¡Nos ha puesto a mí y a esta casa patas arriba!
Habría podido darme cuenta de lo despótica que es cuando se dirigió a mí por primera vez: «Cuéntame cómo murieron tus padres». Quiero decir que aquéllas eran las palabras de una mujer que estaba bastante acostumbrada a obligar a la gente a hacer lo que a ella le parecía mejor, como si fueran tuercas de una máquina y ella una llave inglesa.
Y aunque no hubiera detectado las señales de advertencia en la playa, hubo muchas más en la cena. Se comportaba como si fuera una clienta de un restaurante de lujo, arrugando el hocico después de probar el vino que yo mismo había catado y declarado potable, y declarando que la ternera estaba demasiado hecha, y diciéndole a Slazinger que se llevara su servicio a la cocina con el de ella, y anunciando que iba a encargarse de hacer los menús mientras estuviera aquí, ya que mi sistema circulatorio y el de Paul estaban evidentemente, a juzgar por nuestra palidez y la apatía de nuestros movimientos, atrofiados por el colesterol.
* * *
¡Era ultrajante! Se sentó delante de un Jackson Pollock por el que un coleccionista anónimo de Suiza acababa de ofrecerme dos millones de dólares, y dijo:
—¡Yo no lo tendría en mi casa!
Así que le pregunté en tono áspero, después de lanzarle un guiño a Slazinger, qué tipo de cuadros le gustaban.
Me contestó que no estaba en la Tierra para que las cosas le gustaran, sino para aprender.
—Necesito información igual que necesito vitaminas y minerales —dijo—. A juzgar por tus cuadros, tú huyes de los hechos como si fueran veneno.
—Me imagino que te gustaría más contemplar a George Washington cruzando el Delaware —le dije.
—¿Y a quién no? —me contestó—. Pero te diré lo que realmente me gustaría ver aquí a raíz de la conversación que mantuvimos en la playa.
—¿Qué es…? —dije, arqueando las cajas y guiñándole de nuevo un ojo a Slazinger.
—Me gustaría un cuadro con un poco de hierba y de tierra en la base —dijo.
—Marrón y verde —sugerí.
—Vale. Y cielo en la parte superior.
—Azul.
—Y algunas nubes, quizá —continuó.
—No hay ningún problema.
—Y entre el cielo y la tierra…
—¿Un pato? —la interrumpí—. ¿Un organillero con su mono? ¿Un marinero y su novia sentados en un banco del parque?

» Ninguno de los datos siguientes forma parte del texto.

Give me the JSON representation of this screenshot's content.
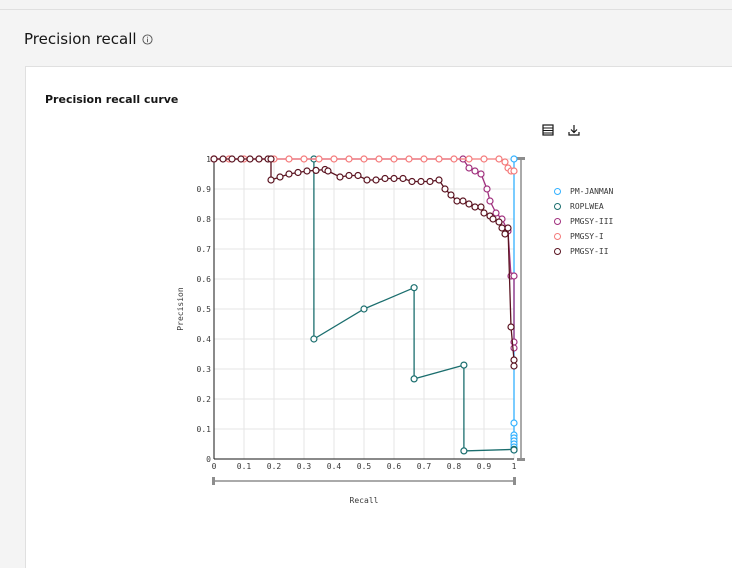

—No. Ni un pato, ni un organillero, ni un marinero con su novia —me dijo—. Una montaña de cadáveres yaciendo esparcidos por el suelo. Y muy cerca de nosotros, la cara de una hermosa niña de dieciséis o diecisiete años. Está atrapada bajo el cuerpo exánime de un hombre, pero ella todavía está viva, y mira fijamente la boca abierta de una anciana muerta cuya cara está a sólo unos centímetros de ella. De esa boca desdentada salen diamantes y esmeraldas y rubíes.
Hubo un silencio.
Y luego dijo:
—Podrías construir una nueva religión, una religión mucho más necesaria, además, a partir de un cuadro así. —Asintió con la cabeza mientras contemplaba el Pollock—. Lo único que se puede hacer con un cuadro como éste es ilustrar el anuncio de un remedio para resacas o de pastillas para el mareo.
* * *
Slazinger le preguntó qué era lo que la había traído a los Hampton, si no conocía a nadie aquí. Contestó que esperaba encontrar un poco de paz y tranquilidad para poder dedicarse plenamente a escribir una biografía de su marido, el neurocirujano de Baltimore.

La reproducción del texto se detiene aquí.